Résumé de la décision
Par l'arrêt du 23 février 2021, la cour administrative d'appel a rejeté la requête de M. A... C... concernant la liquidation d'une astreinte prononcée contre la commune de Saint-Beauzeil pour non-exécution d'un arrêt antérieur. La commune a été jugée avoir entièrement exécuté les décisions de la cour à la suite des délibérations du conseil municipal du 18 février 2021 qui ont approuvé le déclassement et la cession des chemins ruraux. En conséquence, la cour a refusé de liquider une astreinte supplémentaire et a également rejeté la demande de remboursement des frais de justice de M. C..., au motif que la commune n'était pas partie perdante.
Arguments pertinents
1. Exécution des décisions: La cour a établi que la commune de Saint-Beauzeil avait pleinement exécuté l'arrêt n° 15BX04088 du 12 juillet 2016, en approuvant le déclassement des chemins ruraux et en autorisant le maire à procéder à leur cession. La cour a indiqué que : "la commune de Saint-Beauzeil doit être regardée comme ayant, à cette date, entièrement exécuté l'arrêt".
2. Légalité des délibérations: La contestation de M. C... concernant la légalité des délibérations du 18 février 2021 a été jugée comme un litige distinct. La cour a donc souligné que cela ne remettait pas en cause la conformité de l’exécution de l’arrêt en question.

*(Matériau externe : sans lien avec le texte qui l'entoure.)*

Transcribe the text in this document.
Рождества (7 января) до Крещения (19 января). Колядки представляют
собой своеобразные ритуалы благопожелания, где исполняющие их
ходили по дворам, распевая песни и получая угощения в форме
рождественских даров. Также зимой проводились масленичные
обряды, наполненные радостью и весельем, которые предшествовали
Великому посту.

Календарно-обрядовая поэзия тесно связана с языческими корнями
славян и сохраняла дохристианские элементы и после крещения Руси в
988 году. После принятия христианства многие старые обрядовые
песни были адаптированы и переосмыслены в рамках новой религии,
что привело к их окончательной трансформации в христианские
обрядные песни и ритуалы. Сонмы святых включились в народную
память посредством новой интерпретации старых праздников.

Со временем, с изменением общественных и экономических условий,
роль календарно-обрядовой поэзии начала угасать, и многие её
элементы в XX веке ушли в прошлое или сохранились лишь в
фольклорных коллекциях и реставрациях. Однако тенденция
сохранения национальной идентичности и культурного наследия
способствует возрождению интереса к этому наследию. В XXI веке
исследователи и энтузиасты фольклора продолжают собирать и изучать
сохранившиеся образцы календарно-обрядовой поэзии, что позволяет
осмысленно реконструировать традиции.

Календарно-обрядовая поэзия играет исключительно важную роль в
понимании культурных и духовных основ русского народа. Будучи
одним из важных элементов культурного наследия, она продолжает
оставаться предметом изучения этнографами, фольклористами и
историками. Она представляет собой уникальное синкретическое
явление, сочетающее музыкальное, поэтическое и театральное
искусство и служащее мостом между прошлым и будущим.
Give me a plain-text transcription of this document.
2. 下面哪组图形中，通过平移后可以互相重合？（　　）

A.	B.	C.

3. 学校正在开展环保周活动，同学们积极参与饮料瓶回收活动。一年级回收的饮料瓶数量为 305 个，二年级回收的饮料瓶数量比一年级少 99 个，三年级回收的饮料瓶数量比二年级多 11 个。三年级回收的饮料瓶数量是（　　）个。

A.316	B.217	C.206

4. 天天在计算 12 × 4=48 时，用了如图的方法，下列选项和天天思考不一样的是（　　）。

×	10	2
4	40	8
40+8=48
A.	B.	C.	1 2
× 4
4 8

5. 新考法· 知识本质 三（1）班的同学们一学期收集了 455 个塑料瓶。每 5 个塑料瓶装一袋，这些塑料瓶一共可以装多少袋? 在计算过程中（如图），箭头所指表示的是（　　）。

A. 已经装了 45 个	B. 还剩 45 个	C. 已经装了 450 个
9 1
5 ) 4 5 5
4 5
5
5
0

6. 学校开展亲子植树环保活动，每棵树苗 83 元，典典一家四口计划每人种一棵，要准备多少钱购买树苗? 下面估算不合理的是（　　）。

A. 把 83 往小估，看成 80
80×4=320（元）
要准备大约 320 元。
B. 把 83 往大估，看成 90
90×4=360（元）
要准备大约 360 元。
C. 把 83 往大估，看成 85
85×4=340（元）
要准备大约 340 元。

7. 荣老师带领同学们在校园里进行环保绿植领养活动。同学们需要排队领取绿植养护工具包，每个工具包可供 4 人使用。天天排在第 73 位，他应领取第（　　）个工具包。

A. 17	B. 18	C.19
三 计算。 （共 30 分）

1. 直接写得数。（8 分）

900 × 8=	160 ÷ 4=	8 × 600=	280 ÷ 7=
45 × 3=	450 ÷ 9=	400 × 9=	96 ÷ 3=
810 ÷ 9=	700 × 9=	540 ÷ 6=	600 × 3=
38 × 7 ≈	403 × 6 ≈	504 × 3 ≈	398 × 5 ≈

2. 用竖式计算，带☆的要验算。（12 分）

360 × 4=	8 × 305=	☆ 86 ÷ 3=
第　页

3. Absence de liquidation d'astreinte supplémentaire: En considérant les circonstances de mise en œuvre des mesures d'exécution prescrites, la cour a décidé qu'il n'y avait pas lieu de procéder à une liquidation d'astreinte supplémentaire pour la période allant du 4 au 18 février 2021. Ce refus est justifié par l'idée que la mise en œuvre des décisions avait posé une certaine complexité, à savoir "eu égard notamment à la difficulté à mettre en œuvre les mesures d'exécution".
4. Frais de justice: La cour a également rappelé que, selon l'article L. 761-1 du code de justice administrative, il ne saurait être mis à la charge de la municipalité le paiement des frais exposés par M. C..., car celle-ci n'était pas partie perdante dans l'instance.
Interprétations et citations légales
1. Sur l'astreinte: La décision de la cour s'appuie sur l'article L. 911-6 du code de justice administrative qui établit que "l'astreinte est provisoire ou définitive" et l'article L. 911-7 qui précise que "la juridiction procède à la liquidation de l'astreinte qu'elle avait prononcée" en cas d'inexécution. Ces textes posent les bases pour comprendre la nature des astreintes et le cadre dans lequel elles peuvent être liquidées.
2. Concernant la légalité des actes administratifs: La cour a clairement indiqué que la contestation faite par M. C... était un "litige distinct" de celui qui avait été tranché par l'arrêt dont l'exécution était demandée. Cette séparation des litiges souligne l'importance des actes administratifs et de leur validité, tout en maintenant le principe d'autorité de la chose jugée.
3. Frais de justice: L'article L. 761-1 du code de justice administrative stipule que les frais exposés par une partie ne peuvent être mis à la charge de la partie qui n'est pas perdante dans l'instance : "Les frais exposés par une partie ne peuvent être mis à la charge de l'autre partie que s'il est renoncé à son indemnisation ou si un désaccord est constaté". Cette citation justifie la décision de ne pas faire supporter les frais de M. C... par la commune.
Dans l'ensemble, la cour a pris en compte les éléments juridiques pertinents et a rendu une décision basée sur des interprétations précises des lois applicables, tout en considérant les circonstances pratiques entourant l'exécution de l'arrêt initial.